You did all the right things to secure the meeting as part of your prospecting efforts. You’ve created an excellent presentation. You feel good about what you have to tell the prospect. But, they just don’t seem focused on what you have to say. Or, worse yet, they look bored. Did they just sneak a peek at their watch for the third time in five minutes?
It doesn’t matter how long you’ve been in the business, there are going to be times when you have a difficult, uninspired listing presentation. Maybe the prospect is having a bad energy day? Or, maybe you need to step back and take a look at your presentation strategy?
Here are five common mistakes that can take a listing presentation off the rails:
- You drone on about yourself, your experience, your success stories. And on, and on. Your prospect is interested in only the most relevant things you have to say that will make them feel like you’re the right person for the job: how many homes you’ve sold in their area, the length of time it’s taken to sell those homes and the price you were able to get your clients for those sales. Make it short, and make it sweet with just enough pertinent detail to give them the necessary comfort level in your experience.
- You try too hard to be their BFF. Yes, we often hear about building rapport, which is a critical aspect of successful selling. But it’s possible to go overboard in trying to build rapport. If you see a photo of a family fishing outing, it’s OK to reference it and even throw in a brief anecdote about your love of fishing. But you don’t need to regale them with extended story of your epic battle with the big one that got away.
- You don’t spend enough time asking good questions and listening to what the prospect has to say. Or, worse yet, you’re the kind of person that tends to push back on what a prospect is asking because, after all, you’re the professional. At this stage in the game, your prospects wants to be heard, because, after all, they’re about to go into one of the most important decisions of their financial lives Ask questions, gather information and acknowledge what you’ve heard them say. These are the best strategies for building trust.
- You haven’t taken enough time to prepare for your presentation. If you’re unfamiliar with the neighborhood, and it shows, you’ve lost the prospect early on in your presentation. Go into your presentation with a solid, working knowledge of the area: what’s sold, pending, prices, etc. At the same time, be sure you don’t inundate them with facts.
- You drag your feet on closing the deal. Let’s face it, some real estate agents have a hard time “making the ask.” Remember, once you’ve said everything that needs to be said, and listened to the prospect’s goals and dreams, it’s your job to CLOSE THE DEAL! By not cutting to the chase, you open the meeting up for more objections or, worse yet, the idea that you aren’t hungry enough to want their business.

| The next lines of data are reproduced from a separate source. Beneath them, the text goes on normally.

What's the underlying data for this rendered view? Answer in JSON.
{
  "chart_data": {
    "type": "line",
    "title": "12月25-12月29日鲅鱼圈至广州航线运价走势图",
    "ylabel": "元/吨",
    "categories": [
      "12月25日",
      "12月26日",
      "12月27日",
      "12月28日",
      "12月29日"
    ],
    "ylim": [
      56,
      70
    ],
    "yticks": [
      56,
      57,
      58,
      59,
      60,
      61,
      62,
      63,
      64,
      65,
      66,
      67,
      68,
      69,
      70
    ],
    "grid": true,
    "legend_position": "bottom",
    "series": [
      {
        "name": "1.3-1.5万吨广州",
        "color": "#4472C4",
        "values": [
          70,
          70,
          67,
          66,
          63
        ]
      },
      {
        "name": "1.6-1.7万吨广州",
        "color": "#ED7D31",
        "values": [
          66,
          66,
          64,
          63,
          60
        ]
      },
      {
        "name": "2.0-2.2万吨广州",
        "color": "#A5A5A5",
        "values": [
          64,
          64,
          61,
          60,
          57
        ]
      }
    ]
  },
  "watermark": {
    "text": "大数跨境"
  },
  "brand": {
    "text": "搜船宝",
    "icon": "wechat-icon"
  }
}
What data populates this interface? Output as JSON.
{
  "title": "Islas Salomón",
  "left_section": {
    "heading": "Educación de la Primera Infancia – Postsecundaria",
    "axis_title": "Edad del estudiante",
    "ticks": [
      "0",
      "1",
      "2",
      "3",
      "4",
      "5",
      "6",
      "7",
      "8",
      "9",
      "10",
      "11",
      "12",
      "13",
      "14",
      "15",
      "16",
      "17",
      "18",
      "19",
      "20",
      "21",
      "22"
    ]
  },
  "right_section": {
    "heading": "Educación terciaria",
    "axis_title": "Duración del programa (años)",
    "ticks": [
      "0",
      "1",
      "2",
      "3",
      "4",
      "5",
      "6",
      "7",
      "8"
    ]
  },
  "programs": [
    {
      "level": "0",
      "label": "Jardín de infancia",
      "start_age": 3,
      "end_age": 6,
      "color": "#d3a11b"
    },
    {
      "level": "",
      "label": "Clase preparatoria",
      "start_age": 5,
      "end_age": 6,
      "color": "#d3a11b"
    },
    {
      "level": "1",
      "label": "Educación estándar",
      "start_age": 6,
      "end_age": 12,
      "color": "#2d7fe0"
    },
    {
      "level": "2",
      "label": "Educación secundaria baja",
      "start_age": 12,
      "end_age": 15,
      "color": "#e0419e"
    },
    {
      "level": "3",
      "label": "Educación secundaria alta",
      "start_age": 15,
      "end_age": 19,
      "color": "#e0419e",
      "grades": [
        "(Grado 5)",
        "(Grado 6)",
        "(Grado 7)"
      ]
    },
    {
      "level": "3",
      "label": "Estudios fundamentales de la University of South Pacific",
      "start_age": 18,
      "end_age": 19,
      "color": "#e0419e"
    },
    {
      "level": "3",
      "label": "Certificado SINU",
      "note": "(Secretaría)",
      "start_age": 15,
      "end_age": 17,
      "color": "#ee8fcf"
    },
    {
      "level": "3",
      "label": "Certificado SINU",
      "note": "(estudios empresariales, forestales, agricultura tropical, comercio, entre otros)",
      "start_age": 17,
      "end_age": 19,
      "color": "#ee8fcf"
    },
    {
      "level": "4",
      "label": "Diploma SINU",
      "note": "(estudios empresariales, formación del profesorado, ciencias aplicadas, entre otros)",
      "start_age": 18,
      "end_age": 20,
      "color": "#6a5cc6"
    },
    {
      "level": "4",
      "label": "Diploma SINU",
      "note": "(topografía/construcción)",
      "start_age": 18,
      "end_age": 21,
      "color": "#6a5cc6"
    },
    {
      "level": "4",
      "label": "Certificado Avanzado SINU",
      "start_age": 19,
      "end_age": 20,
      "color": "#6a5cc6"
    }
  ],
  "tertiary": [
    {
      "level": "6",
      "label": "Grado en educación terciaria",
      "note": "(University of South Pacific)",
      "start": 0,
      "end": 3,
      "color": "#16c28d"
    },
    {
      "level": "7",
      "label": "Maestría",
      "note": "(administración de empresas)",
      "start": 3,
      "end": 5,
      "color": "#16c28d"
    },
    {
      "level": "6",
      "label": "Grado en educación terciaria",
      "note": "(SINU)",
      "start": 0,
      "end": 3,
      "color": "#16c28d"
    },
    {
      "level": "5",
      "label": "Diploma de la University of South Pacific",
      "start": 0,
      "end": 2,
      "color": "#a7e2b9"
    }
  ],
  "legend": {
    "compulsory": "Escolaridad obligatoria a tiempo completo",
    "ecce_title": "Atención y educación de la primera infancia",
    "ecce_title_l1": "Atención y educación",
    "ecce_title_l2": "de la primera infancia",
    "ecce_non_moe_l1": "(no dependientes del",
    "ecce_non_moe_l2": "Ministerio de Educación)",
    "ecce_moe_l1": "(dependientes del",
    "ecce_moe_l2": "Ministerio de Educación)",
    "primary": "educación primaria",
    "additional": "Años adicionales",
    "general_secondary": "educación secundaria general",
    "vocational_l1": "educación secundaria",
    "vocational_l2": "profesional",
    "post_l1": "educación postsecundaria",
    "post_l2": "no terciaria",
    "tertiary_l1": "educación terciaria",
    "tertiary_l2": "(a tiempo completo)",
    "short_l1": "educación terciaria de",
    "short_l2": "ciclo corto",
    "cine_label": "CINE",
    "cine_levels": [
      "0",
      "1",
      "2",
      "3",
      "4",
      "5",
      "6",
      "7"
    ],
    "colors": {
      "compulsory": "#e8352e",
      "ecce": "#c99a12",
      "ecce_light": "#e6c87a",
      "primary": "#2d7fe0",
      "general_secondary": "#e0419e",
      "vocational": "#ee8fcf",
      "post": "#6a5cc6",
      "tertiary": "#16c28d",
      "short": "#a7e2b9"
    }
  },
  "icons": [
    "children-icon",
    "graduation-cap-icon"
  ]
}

The goal of every listing presentation is to FIND ALIGNMENT WITH THE SELLER. The best way to do that is through healthy dialogue about goals and strategies. Yes, you want them to know enough about you to feel comfortable that you’re the right person for the job. But you don’t want them to know more about you, than you know about them, and their dreams. Talking less and listening more is ultimately the best way to build a strong, trusting relationship.